Second, all previously reported MTND1 mutations including the 3460G>A LHON mutation result in amino-acid changes in the extramembrane loops of the ND1 protein that face the mitochondrial matrix.8, 18 The amino-acid substitution predicted by the 3376G>A mutation in our patient occurs at a similar position at the junction between the first transmembrane helix and the subsequent hydrophilic loop (see Kirby et al8 for illustration).
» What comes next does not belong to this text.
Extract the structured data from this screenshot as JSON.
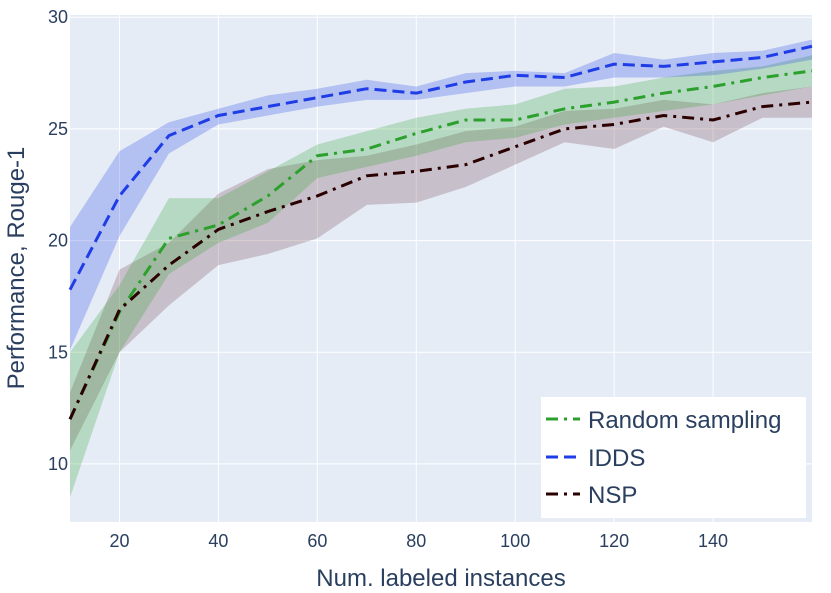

Finally, the rapid and progressive visual loss exhibited by our patient is compatible with the optic nerve changes seen in LHON patients. Optic nerve disease in this case has been supported by clinical and electrophysiological data. Comparable findings have been reported in other patients with overlap syndromes harbouring mutations in the MTND5 gene,6, 10 though most mutations causing isolated LHON are found in other (MTND1, MTND4 and MTND6) genes.19

In conclusion, these data indicate that this mutation is causative and further illustrates both the genetic and phenotypic diversity of mtDNA disorders and the role of complex I dysfunction in both MELAS and LHON. Histochemical findings may be unremarkable in some cases, with extensive sequencing of the mtDNA coding region required to determine the precise causative defect.